PREVIOUS  TABLE OF CONTENTS  NEXT 

Perl Heresies: No, That's Wrong

Jeff Pinyan

This article is a whirlwind tour of some common beginner mistakes, which I've divided into three broad classes: general syntax; confusion between Perl, C, and the shell; storing command output; and idiomatic Perl.

General Syntax

Let's look at three aspects of Perl's syntax that often confuse beginners: slices, stringification, and octal file permissions.

Slices. Let's say you want to access a value in an array or a hash. After skimming Chapter 2 of O'Reilly's Programming Perl, you see that arrays start with a @ and hashes start with a %. So you write a snippet of code that looks something like this:

@names = ("Jeff", "Jon", "Andrea", "Chuck");
$dad = @names[3];

No, that's wrong. Perl's -w switch catches this problem: "Scalar value @names[3] better written as $names[3]...". The problem is that @names[3] denotes an array slice -- you can tell by the @. What you really want is $names[3], which is a true scalar -- you can tell by the $. @array[$index] is a list of one scalar, which is almost never what you want. It only makes sense if you're assigning elements to another list:

@names = ("Jeff", "Jon", "Andrea", "Chuck");
@brothers = @names[1, 3];

This assigns ("Jon", "Chuck") to @brothers.

Likewise, to refer to many hash elements at once, use @hash{$key1, $key2, $key3} and not %hash{$key1, $key2, $key3}. To refer to a single hash element, use a $ to indicate a scalar: $hash{$key1}. You can learn more about these behaviors by typing perldoc perlsyn; the perlsyn documentation is bundled with your Perl distribution.

Stringification. A common mistake by inexperienced programmers occurs when they turn a variable into a string for no reason at all.

print "$var";
$foo = "$bar";
function("$value");

All of these force the scalars into strings, even if they were numbers or references to begin with. This causes big problems if the variable is a reference, because once you convert a reference into a string, you will never again be able to treat it as a real reference again. If you print a reference $ref, you might see something like HASH(0xb5a3c), which tells you that the hash referred to by $foo can be found at memory location 0xb5a3c. But if you say something like $ref = "$ref", then $ref becomes the string "0xb5a3c", and there's no way to get from that to the hash contents.

The autoincrement operator ++ does different things to strings and numbers. C programmers aren't surprised to learn that $x++ adds one to $x if $x is a number, but they're surprised to learn that it works on strings, too: it turns a into b, b into c, and z into aa.

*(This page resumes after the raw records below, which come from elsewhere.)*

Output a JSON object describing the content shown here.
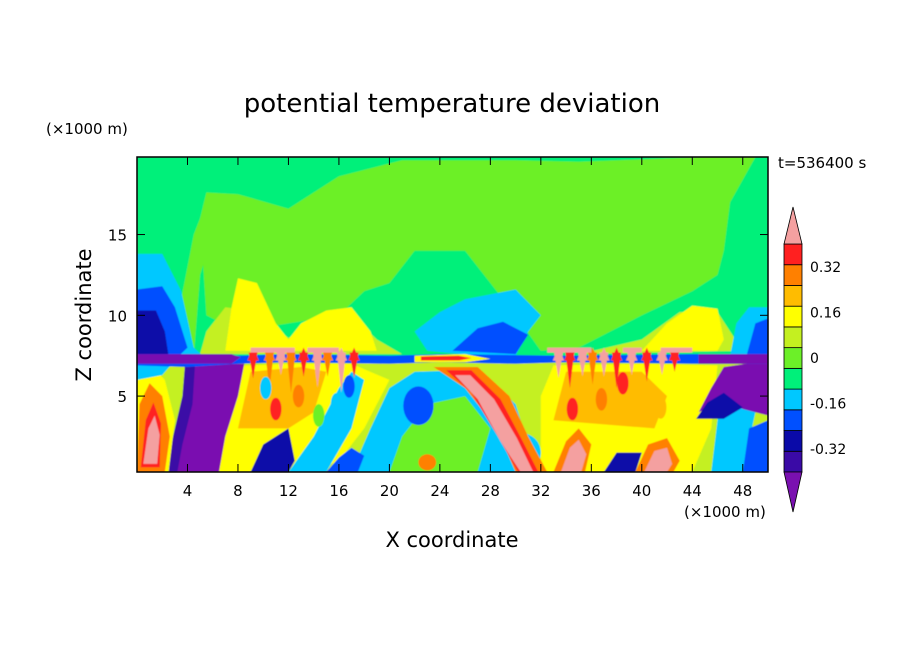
{
  "chart_data": {
    "type": "heatmap",
    "title": "potential temperature deviation",
    "xlabel": "X coordinate",
    "ylabel": "Z coordinate",
    "x_unit_label": "(×1000 m)",
    "y_unit_label": "(×1000 m)",
    "time_label": "t=536400 s",
    "xlim": [
      0,
      50
    ],
    "ylim": [
      0.3,
      19.8
    ],
    "x_ticks": [
      4,
      8,
      12,
      16,
      20,
      24,
      28,
      32,
      36,
      40,
      44,
      48
    ],
    "y_ticks": [
      5,
      10,
      15
    ],
    "colorbar": {
      "levels": [
        -0.44,
        -0.4,
        -0.32,
        -0.24,
        -0.16,
        -0.08,
        0,
        0.08,
        0.16,
        0.24,
        0.32,
        0.4,
        0.44
      ],
      "colors": [
        "#7a10b0",
        "#3a0aa6",
        "#0a0aa8",
        "#0050ff",
        "#00c8ff",
        "#00f07a",
        "#6cf028",
        "#c4f020",
        "#ffff00",
        "#ffbc00",
        "#ff8000",
        "#ff2020",
        "#f4a0a0"
      ],
      "labels": [
        "0.32",
        "0.16",
        "0",
        "-0.16",
        "-0.32"
      ],
      "label_values": [
        0.32,
        0.16,
        0,
        -0.16,
        -0.32
      ],
      "extend": "both"
    }
  }
}
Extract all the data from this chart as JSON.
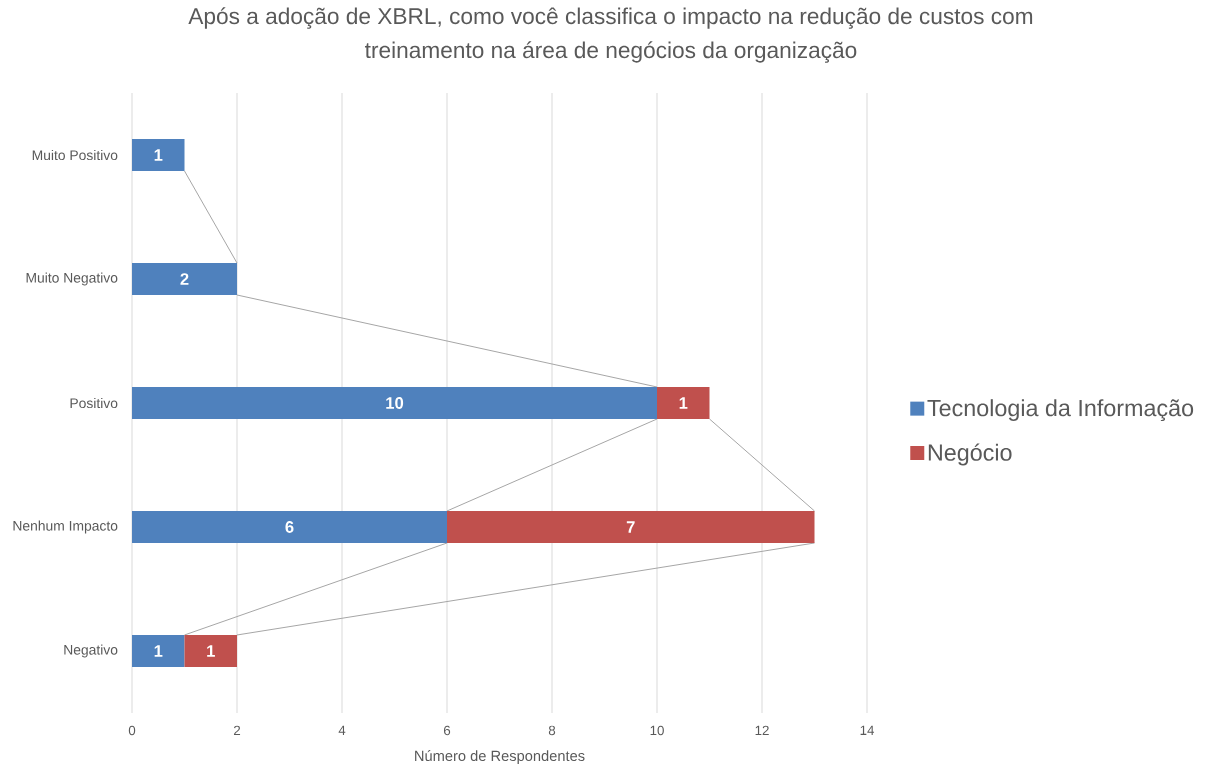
{
  "chart_data": {
    "type": "bar",
    "orientation": "horizontal",
    "stacked": true,
    "title": "Após a adoção de XBRL, como você classifica o impacto na redução de custos com treinamento na área de negócios da organização",
    "xlabel": "Número de Respondentes",
    "categories": [
      "Muito Positivo",
      "Muito Negativo",
      "Positivo",
      "Nenhum Impacto",
      "Negativo"
    ],
    "series": [
      {
        "name": "Tecnologia da Informação",
        "color": "#4f81bd",
        "values": [
          1,
          2,
          10,
          6,
          1
        ]
      },
      {
        "name": "Negócio",
        "color": "#c0504d",
        "values": [
          null,
          null,
          1,
          7,
          1
        ]
      }
    ],
    "xlim": [
      0,
      14
    ],
    "xticks": [
      0,
      2,
      4,
      6,
      8,
      10,
      12,
      14
    ],
    "grid": "x",
    "legend": "right",
    "data_labels": true
  }
}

As a twist, consider what happens when you try to autoincrement a string that begins with digits. Perl has to treat the string as a number, and it does that by disregarding everything after those initial digits. For our example, we'll use 0x123456, which is a hexadecimal number (base 16).

# The wrong way
$val = "0x123456";   # oops, meant it to be a hex number
$val++;              # strips everything after the '0'
print $val;          # Now $val is 1.


# The right way
$val = 0x123456;     # now THAT'S hexadecimal
print ++$val;        # prints the decimal representation
1193047

Octal File Permissions. Several Perl functions (chmod, mkdir, and umask) expect a file permission as an argument. These need to be in octal -- base 8 -- which means that you generally want to provide a leading 0. The problem is that many people don't, because when they use chmod in Unix shells, they don't have to. Even worse, some people don't know what the bits in 0754 signify. See your Unix system's chmod documentation for details: in this case, the 7 lets you read, write, and execute the file; the 5 lets people in your Unix group read and execute the file, and the 4 lets everyone else merely read the file.

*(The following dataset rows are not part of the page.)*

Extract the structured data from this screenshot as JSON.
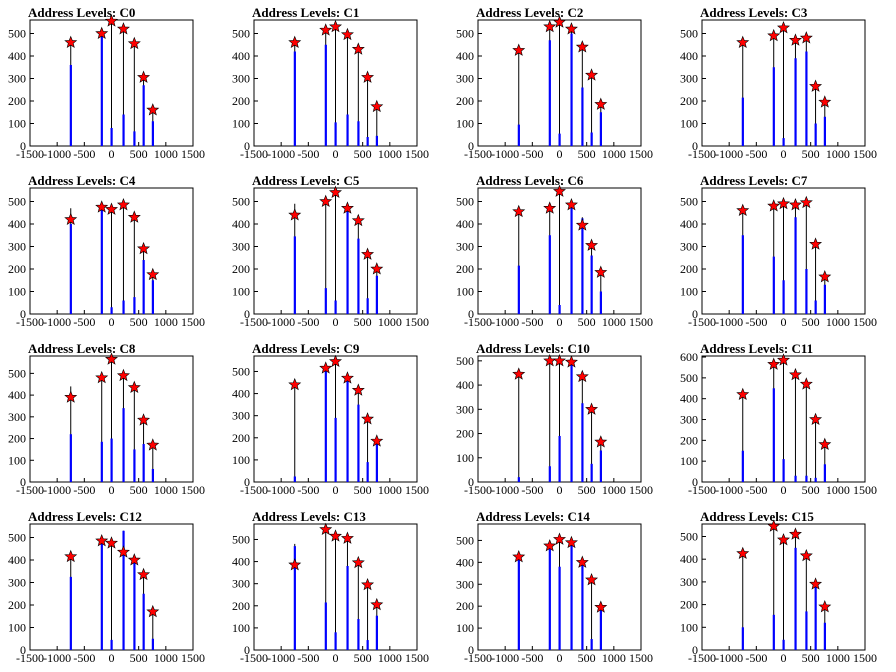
{
  "figure": {
    "background": "#ffffff",
    "bar_color": "#0000ff",
    "outline_color": "#000000",
    "star_fill": "#ff0000",
    "star_stroke": "#000000"
  },
  "chart_data": [
    {
      "type": "bar",
      "title": "Address Levels: C0",
      "xlim": [
        -1500,
        1500
      ],
      "xticks": [
        -1500,
        -1000,
        -500,
        0,
        500,
        1000,
        1500
      ],
      "ylim": [
        0,
        560
      ],
      "yticks": [
        0,
        100,
        200,
        300,
        400,
        500
      ],
      "x": [
        -750,
        -180,
        0,
        220,
        420,
        590,
        760
      ],
      "peaks": [
        460,
        500,
        560,
        520,
        455,
        305,
        160
      ],
      "bars": [
        360,
        490,
        80,
        140,
        65,
        270,
        110
      ],
      "markers": [
        460,
        500,
        555,
        520,
        455,
        305,
        160
      ]
    },
    {
      "type": "bar",
      "title": "Address Levels: C1",
      "xlim": [
        -1500,
        1500
      ],
      "xticks": [
        -1500,
        -1000,
        -500,
        0,
        500,
        1000,
        1500
      ],
      "ylim": [
        0,
        560
      ],
      "yticks": [
        0,
        100,
        200,
        300,
        400,
        500
      ],
      "x": [
        -750,
        -180,
        0,
        220,
        420,
        590,
        760
      ],
      "peaks": [
        460,
        520,
        530,
        500,
        430,
        310,
        175
      ],
      "bars": [
        420,
        450,
        105,
        140,
        110,
        40,
        45
      ],
      "markers": [
        460,
        515,
        530,
        495,
        430,
        305,
        175
      ]
    },
    {
      "type": "bar",
      "title": "Address Levels: C2",
      "xlim": [
        -1500,
        1500
      ],
      "xticks": [
        -1500,
        -1000,
        -500,
        0,
        500,
        1000,
        1500
      ],
      "ylim": [
        0,
        560
      ],
      "yticks": [
        0,
        100,
        200,
        300,
        400,
        500
      ],
      "x": [
        -750,
        -180,
        0,
        220,
        420,
        590,
        760
      ],
      "peaks": [
        430,
        530,
        550,
        525,
        440,
        315,
        185
      ],
      "bars": [
        95,
        470,
        55,
        500,
        260,
        60,
        150
      ],
      "markers": [
        425,
        530,
        550,
        520,
        440,
        315,
        185
      ]
    },
    {
      "type": "bar",
      "title": "Address Levels: C3",
      "xlim": [
        -1500,
        1500
      ],
      "xticks": [
        -1500,
        -1000,
        -500,
        0,
        500,
        1000,
        1500
      ],
      "ylim": [
        0,
        560
      ],
      "yticks": [
        0,
        100,
        200,
        300,
        400,
        500
      ],
      "x": [
        -750,
        -180,
        0,
        220,
        420,
        590,
        760
      ],
      "peaks": [
        460,
        495,
        525,
        490,
        480,
        290,
        200
      ],
      "bars": [
        215,
        350,
        35,
        390,
        420,
        100,
        130
      ],
      "markers": [
        460,
        490,
        525,
        470,
        480,
        265,
        195
      ]
    },
    {
      "type": "bar",
      "title": "Address Levels: C4",
      "xlim": [
        -1500,
        1500
      ],
      "xticks": [
        -1500,
        -1000,
        -500,
        0,
        500,
        1000,
        1500
      ],
      "ylim": [
        0,
        560
      ],
      "yticks": [
        0,
        100,
        200,
        300,
        400,
        500
      ],
      "x": [
        -750,
        -180,
        0,
        220,
        420,
        590,
        760
      ],
      "peaks": [
        470,
        480,
        480,
        490,
        440,
        300,
        180
      ],
      "bars": [
        400,
        480,
        30,
        60,
        75,
        240,
        150
      ],
      "markers": [
        420,
        475,
        465,
        485,
        430,
        290,
        175
      ]
    },
    {
      "type": "bar",
      "title": "Address Levels: C5",
      "xlim": [
        -1500,
        1500
      ],
      "xticks": [
        -1500,
        -1000,
        -500,
        0,
        500,
        1000,
        1500
      ],
      "ylim": [
        0,
        560
      ],
      "yticks": [
        0,
        100,
        200,
        300,
        400,
        500
      ],
      "x": [
        -750,
        -180,
        0,
        220,
        420,
        590,
        760
      ],
      "peaks": [
        490,
        500,
        540,
        470,
        440,
        270,
        205
      ],
      "bars": [
        345,
        115,
        60,
        455,
        335,
        70,
        170
      ],
      "markers": [
        440,
        500,
        540,
        470,
        415,
        265,
        200
      ]
    },
    {
      "type": "bar",
      "title": "Address Levels: C6",
      "xlim": [
        -1500,
        1500
      ],
      "xticks": [
        -1500,
        -1000,
        -500,
        0,
        500,
        1000,
        1500
      ],
      "ylim": [
        0,
        560
      ],
      "yticks": [
        0,
        100,
        200,
        300,
        400,
        500
      ],
      "x": [
        -750,
        -180,
        0,
        220,
        420,
        590,
        760
      ],
      "peaks": [
        455,
        475,
        545,
        490,
        430,
        310,
        190
      ],
      "bars": [
        215,
        350,
        40,
        470,
        425,
        260,
        100
      ],
      "markers": [
        455,
        470,
        545,
        485,
        395,
        305,
        185
      ]
    },
    {
      "type": "bar",
      "title": "Address Levels: C7",
      "xlim": [
        -1500,
        1500
      ],
      "xticks": [
        -1500,
        -1000,
        -500,
        0,
        500,
        1000,
        1500
      ],
      "ylim": [
        0,
        560
      ],
      "yticks": [
        0,
        100,
        200,
        300,
        400,
        500
      ],
      "x": [
        -750,
        -180,
        0,
        220,
        420,
        590,
        760
      ],
      "peaks": [
        465,
        485,
        490,
        495,
        495,
        320,
        175
      ],
      "bars": [
        350,
        255,
        150,
        430,
        200,
        60,
        130
      ],
      "markers": [
        460,
        480,
        490,
        485,
        495,
        310,
        165
      ]
    },
    {
      "type": "bar",
      "title": "Address Levels: C8",
      "xlim": [
        -1500,
        1500
      ],
      "xticks": [
        -1500,
        -1000,
        -500,
        0,
        500,
        1000,
        1500
      ],
      "ylim": [
        0,
        580
      ],
      "yticks": [
        0,
        100,
        200,
        300,
        400,
        500
      ],
      "x": [
        -750,
        -180,
        0,
        220,
        420,
        590,
        760
      ],
      "peaks": [
        440,
        490,
        575,
        500,
        440,
        290,
        175
      ],
      "bars": [
        220,
        185,
        200,
        340,
        150,
        175,
        60
      ],
      "markers": [
        390,
        480,
        565,
        490,
        435,
        285,
        170
      ]
    },
    {
      "type": "bar",
      "title": "Address Levels: C9",
      "xlim": [
        -1500,
        1500
      ],
      "xticks": [
        -1500,
        -1000,
        -500,
        0,
        500,
        1000,
        1500
      ],
      "ylim": [
        0,
        570
      ],
      "yticks": [
        0,
        100,
        200,
        300,
        400,
        500
      ],
      "x": [
        -750,
        -180,
        0,
        220,
        420,
        590,
        760
      ],
      "peaks": [
        450,
        520,
        555,
        480,
        435,
        290,
        190
      ],
      "bars": [
        25,
        500,
        290,
        460,
        350,
        90,
        180
      ],
      "markers": [
        440,
        515,
        545,
        470,
        415,
        285,
        185
      ]
    },
    {
      "type": "bar",
      "title": "Address Levels: C10",
      "xlim": [
        -1500,
        1500
      ],
      "xticks": [
        -1500,
        -1000,
        -500,
        0,
        500,
        1000,
        1500
      ],
      "ylim": [
        0,
        520
      ],
      "yticks": [
        0,
        100,
        200,
        300,
        400,
        500
      ],
      "x": [
        -750,
        -180,
        0,
        220,
        420,
        590,
        760
      ],
      "peaks": [
        450,
        505,
        505,
        500,
        440,
        310,
        170
      ],
      "bars": [
        20,
        65,
        190,
        490,
        325,
        75,
        130
      ],
      "markers": [
        445,
        500,
        500,
        495,
        435,
        300,
        165
      ]
    },
    {
      "type": "bar",
      "title": "Address Levels: C11",
      "xlim": [
        -1500,
        1500
      ],
      "xticks": [
        -1500,
        -1000,
        -500,
        0,
        500,
        1000,
        1500
      ],
      "ylim": [
        0,
        605
      ],
      "yticks": [
        0,
        100,
        200,
        300,
        400,
        500,
        600
      ],
      "x": [
        -750,
        -180,
        0,
        220,
        420,
        590,
        760
      ],
      "peaks": [
        430,
        580,
        590,
        520,
        480,
        300,
        185
      ],
      "bars": [
        150,
        450,
        110,
        30,
        30,
        20,
        85
      ],
      "markers": [
        420,
        565,
        585,
        515,
        470,
        300,
        180
      ]
    },
    {
      "type": "bar",
      "title": "Address Levels: C12",
      "xlim": [
        -1500,
        1500
      ],
      "xticks": [
        -1500,
        -1000,
        -500,
        0,
        500,
        1000,
        1500
      ],
      "ylim": [
        0,
        560
      ],
      "yticks": [
        0,
        100,
        200,
        300,
        400,
        500
      ],
      "x": [
        -750,
        -180,
        0,
        220,
        420,
        590,
        760
      ],
      "peaks": [
        430,
        490,
        480,
        530,
        420,
        340,
        175
      ],
      "bars": [
        325,
        475,
        45,
        530,
        415,
        250,
        50
      ],
      "markers": [
        415,
        485,
        475,
        435,
        400,
        335,
        170
      ]
    },
    {
      "type": "bar",
      "title": "Address Levels: C13",
      "xlim": [
        -1500,
        1500
      ],
      "xticks": [
        -1500,
        -1000,
        -500,
        0,
        500,
        1000,
        1500
      ],
      "ylim": [
        0,
        570
      ],
      "yticks": [
        0,
        100,
        200,
        300,
        400,
        500
      ],
      "x": [
        -750,
        -180,
        0,
        220,
        420,
        590,
        760
      ],
      "peaks": [
        480,
        545,
        520,
        510,
        400,
        300,
        205
      ],
      "bars": [
        470,
        215,
        80,
        380,
        140,
        45,
        155
      ],
      "markers": [
        385,
        545,
        515,
        505,
        395,
        295,
        205
      ]
    },
    {
      "type": "bar",
      "title": "Address Levels: C14",
      "xlim": [
        -1500,
        1500
      ],
      "xticks": [
        -1500,
        -1000,
        -500,
        0,
        500,
        1000,
        1500
      ],
      "ylim": [
        0,
        575
      ],
      "yticks": [
        0,
        100,
        200,
        300,
        400,
        500
      ],
      "x": [
        -750,
        -180,
        0,
        220,
        420,
        590,
        760
      ],
      "peaks": [
        430,
        490,
        515,
        505,
        410,
        330,
        200
      ],
      "bars": [
        430,
        470,
        380,
        490,
        400,
        50,
        180
      ],
      "markers": [
        425,
        475,
        505,
        490,
        400,
        320,
        195
      ]
    },
    {
      "type": "bar",
      "title": "Address Levels: C15",
      "xlim": [
        -1500,
        1500
      ],
      "xticks": [
        -1500,
        -1000,
        -500,
        0,
        500,
        1000,
        1500
      ],
      "ylim": [
        0,
        555
      ],
      "yticks": [
        0,
        100,
        200,
        300,
        400,
        500
      ],
      "x": [
        -750,
        -180,
        0,
        220,
        420,
        590,
        760
      ],
      "peaks": [
        440,
        545,
        490,
        510,
        420,
        300,
        195
      ],
      "bars": [
        100,
        155,
        45,
        450,
        170,
        290,
        120
      ],
      "markers": [
        425,
        545,
        485,
        510,
        415,
        290,
        190
      ]
    }
  ]
}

Again, this is one of those situations where the -w switch helps. The following code produces an error if -w is on:

chmod(644, $file);
chmod: mode argument is missing initial 0

You can turn 644 into 0664 very easily: just use the oct() function. These two lines do the same thing:

chmod(0664, $file);
chmod(oct(664), $file);

As an aside, the oct() function assumes its argument is octal (or hexadecimal, if it starts with a 0x) and returns the corresponding decimal value. hex() assumes its argument is hexadecimal, and returns the corresponding decimal number.

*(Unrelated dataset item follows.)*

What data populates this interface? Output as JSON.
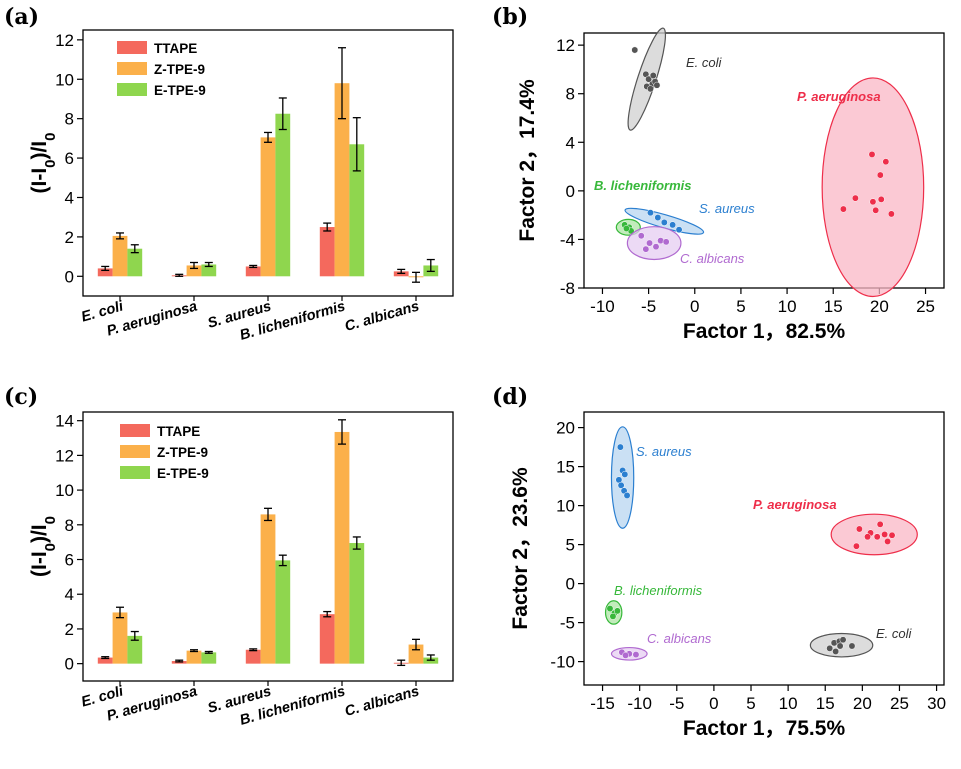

The File::chmod module, available on CPAN, lets you use letters instead of numbers to specify permissions. Instead of extracting the permissions of a file and modifying them as a number, you can change the permissions more intuitively, using r, w, and x to specify readability, writability, and executability.

Confusing Perl, C, and Unix Shells. A common mistake made by C and shell programmers is that they don't partition their brains correctly, and some of their C or shell knowledge leaks into the Perl portion of their grey matter. This is especially notable with command-line arguments, $0, and control structures.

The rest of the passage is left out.